Variables that were associated with successful recovery at first attempt were extension of the carpal joints, head and neck alignment with thoracic limbs, pelvic limb position, coordination whilst in the sternal position and longer time to attempt to stand. The association between extension of the carpal joints with wide positioning of the pelvic limbs had the best success rate for standing and the association between flexed carpal joints and head and neck orientated differently to thoracic limbs the worst success rate.

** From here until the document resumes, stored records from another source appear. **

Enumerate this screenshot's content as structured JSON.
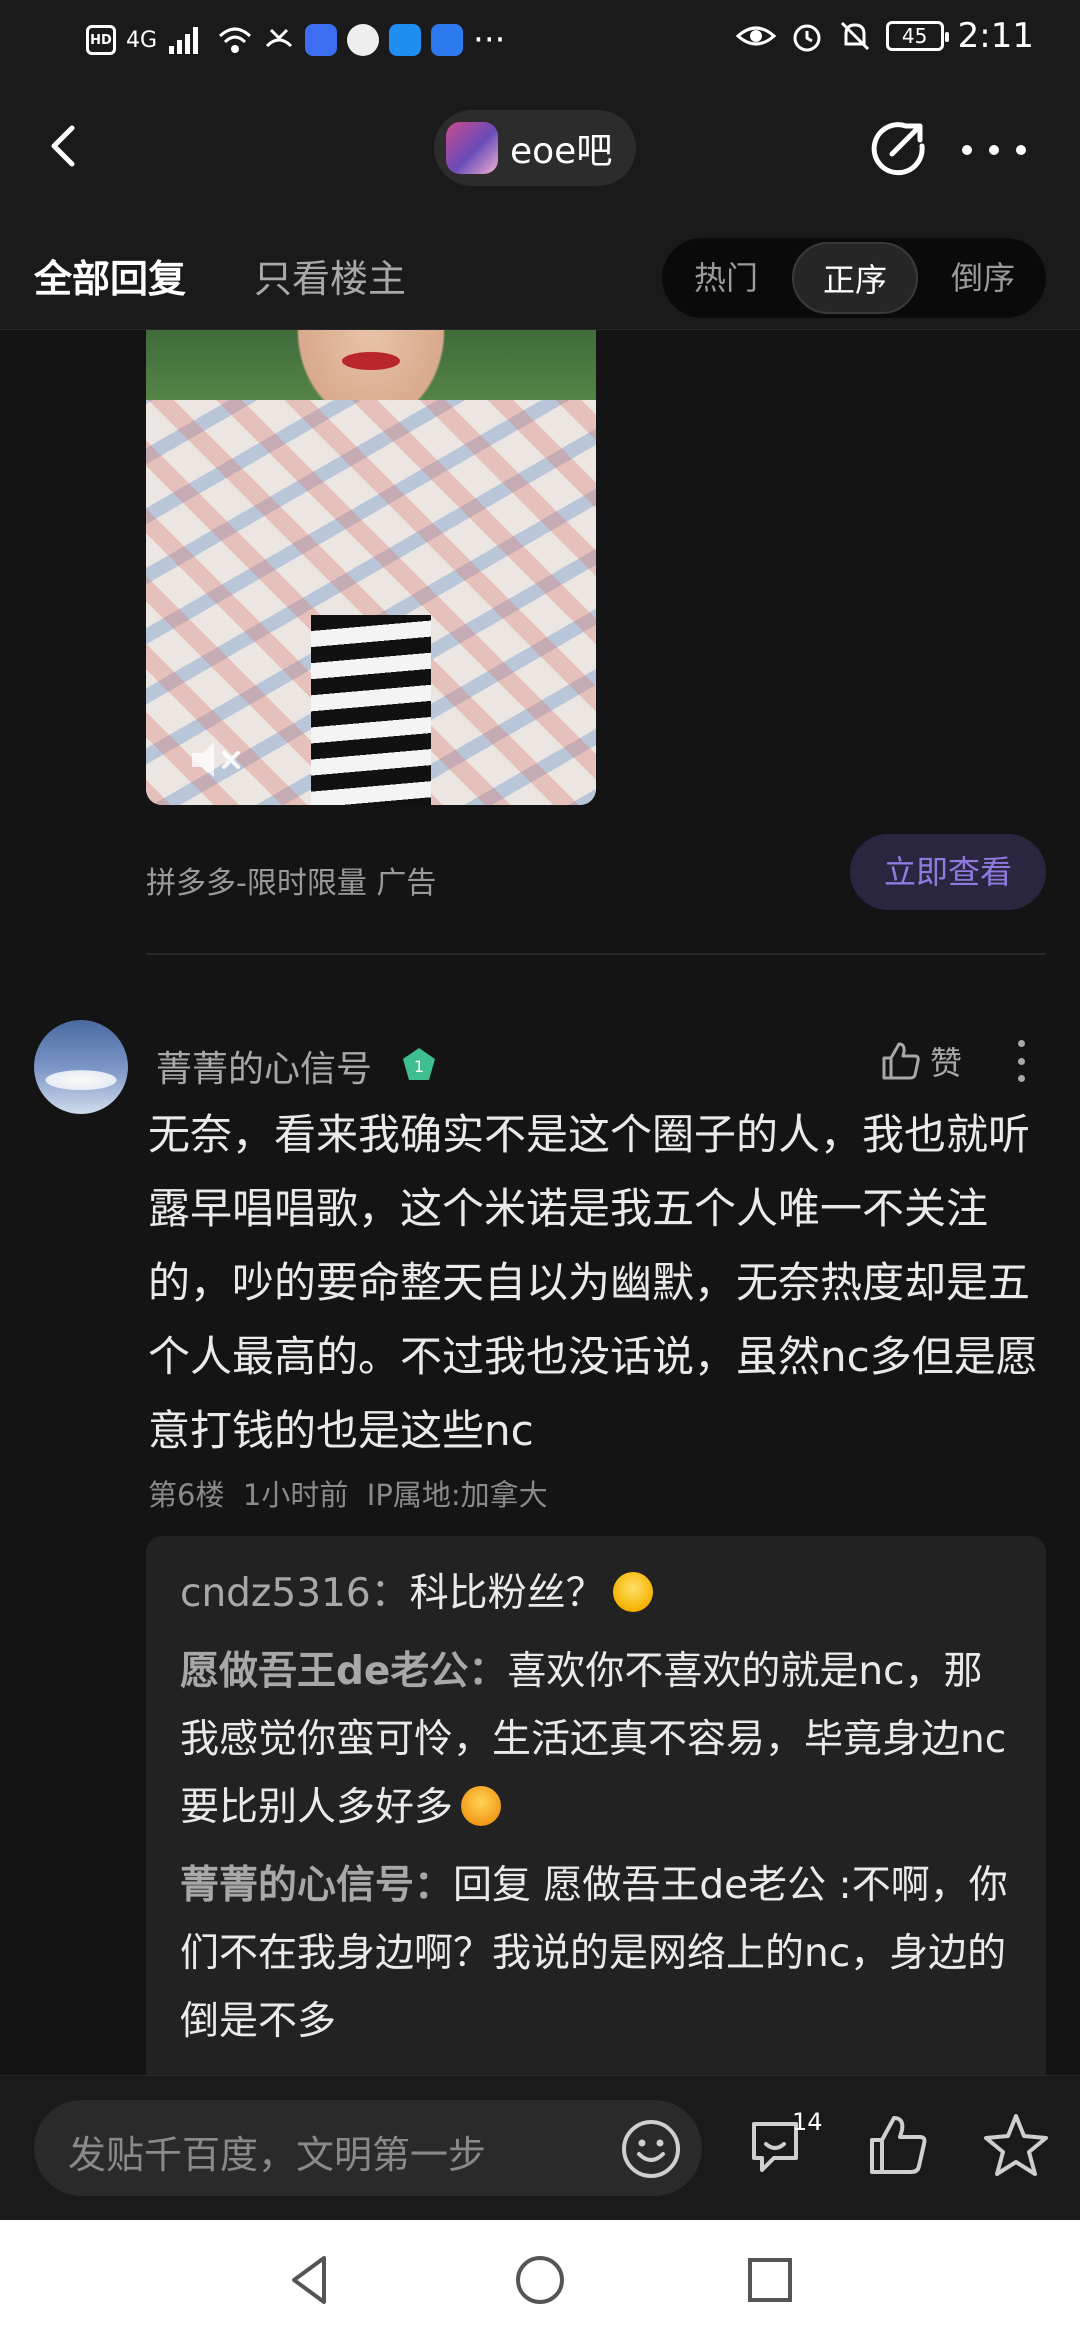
{
  "status_bar": {
    "left_badge": "HD",
    "network": "4G",
    "more": "···",
    "battery": "45",
    "time": "2:11"
  },
  "header": {
    "forum_name": "eoe吧"
  },
  "tabs": {
    "all_replies": "全部回复",
    "op_only": "只看楼主",
    "sort_options": [
      "热门",
      "正序",
      "倒序"
    ],
    "sort_selected": "正序"
  },
  "ad": {
    "source": "拼多多-限时限量  广告",
    "cta": "立即查看"
  },
  "post": {
    "username": "菁菁的心信号",
    "level": "1",
    "like_label": "赞",
    "body": "无奈，看来我确实不是这个圈子的人，我也就听露早唱唱歌，这个米诺是我五个人唯一不关注的，吵的要命整天自以为幽默，无奈热度却是五个人最高的。不过我也没话说，虽然nc多但是愿意打钱的也是这些nc",
    "meta": "第6楼  1小时前  IP属地:加拿大",
    "replies": [
      {
        "name": "cndz5316：",
        "text": "科比粉丝？",
        "emoji": "smile-emoji"
      },
      {
        "name": "愿做吾王de老公：",
        "text": "喜欢你不喜欢的就是nc，那我感觉你蛮可怜，生活还真不容易，毕竟身边nc要比别人多好多",
        "emoji": "angry-emoji"
      },
      {
        "name": "菁菁的心信号：",
        "text": "回复 愿做吾王de老公 :不啊，你们不在我身边啊？我说的是网络上的nc，身边的倒是不多",
        "emoji": ""
      }
    ]
  },
  "bottom_bar": {
    "input_placeholder": "发贴千百度，文明第一步",
    "comment_count": "14"
  },
  "colors": {
    "background": "#141414",
    "accent": "#8f7be0",
    "level_badge": "#3fbf8f"
  }
}
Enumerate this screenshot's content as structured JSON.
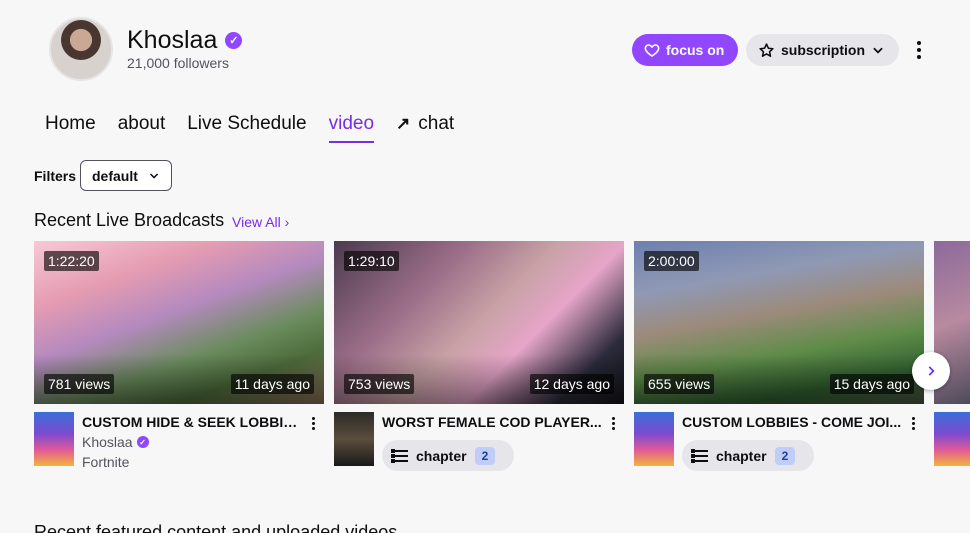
{
  "channel": {
    "name": "Khoslaa",
    "followers": "21,000 followers"
  },
  "actions": {
    "follow_label": "focus on",
    "subscribe_label": "subscription"
  },
  "tabs": [
    {
      "label": "Home"
    },
    {
      "label": "about"
    },
    {
      "label": "Live Schedule"
    },
    {
      "label": "video",
      "active": true
    },
    {
      "label": "chat",
      "icon": "external-arrow-icon"
    }
  ],
  "filters": {
    "label": "Filters",
    "selected": "default"
  },
  "section": {
    "title": "Recent Live Broadcasts",
    "view_all": "View All"
  },
  "videos": [
    {
      "duration": "1:22:20",
      "views": "781 views",
      "age": "11 days ago",
      "title": "CUSTOM HIDE & SEEK LOBBIE...",
      "streamer": "Khoslaa",
      "category": "Fortnite",
      "game": "fortnite-box-art"
    },
    {
      "duration": "1:29:10",
      "views": "753 views",
      "age": "12 days ago",
      "title": "WORST FEMALE COD PLAYER...",
      "chapter_label": "chapter",
      "chapter_count": "2",
      "game": "call-of-duty-box-art"
    },
    {
      "duration": "2:00:00",
      "views": "655 views",
      "age": "15 days ago",
      "title": "CUSTOM LOBBIES - COME JOI...",
      "chapter_label": "chapter",
      "chapter_count": "2",
      "game": "fortnite-box-art"
    }
  ],
  "bottom_section": {
    "title": "Recent featured content and uploaded videos"
  },
  "colors": {
    "accent": "#9147ff",
    "accent_text": "#772ce8",
    "background": "#f7f7f8"
  }
}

Limitations of the study were the retrospective nature of the study, the lack of data on duration of anaesthesia and number of anaesthetic episodes in the records. In addition, some videos were not evaluated by the intended six students, which alongside the lack of experience of the students, may have increased the variability of the evaluations.
This study provides some evidence of individual body postures and limb positions that are associated with successful standing in horses recovering from anaesthesia. Knowledge of these variables may be useful for assessing recovery following anaesthesia in future research and could help with the design of new recovery-assist devices.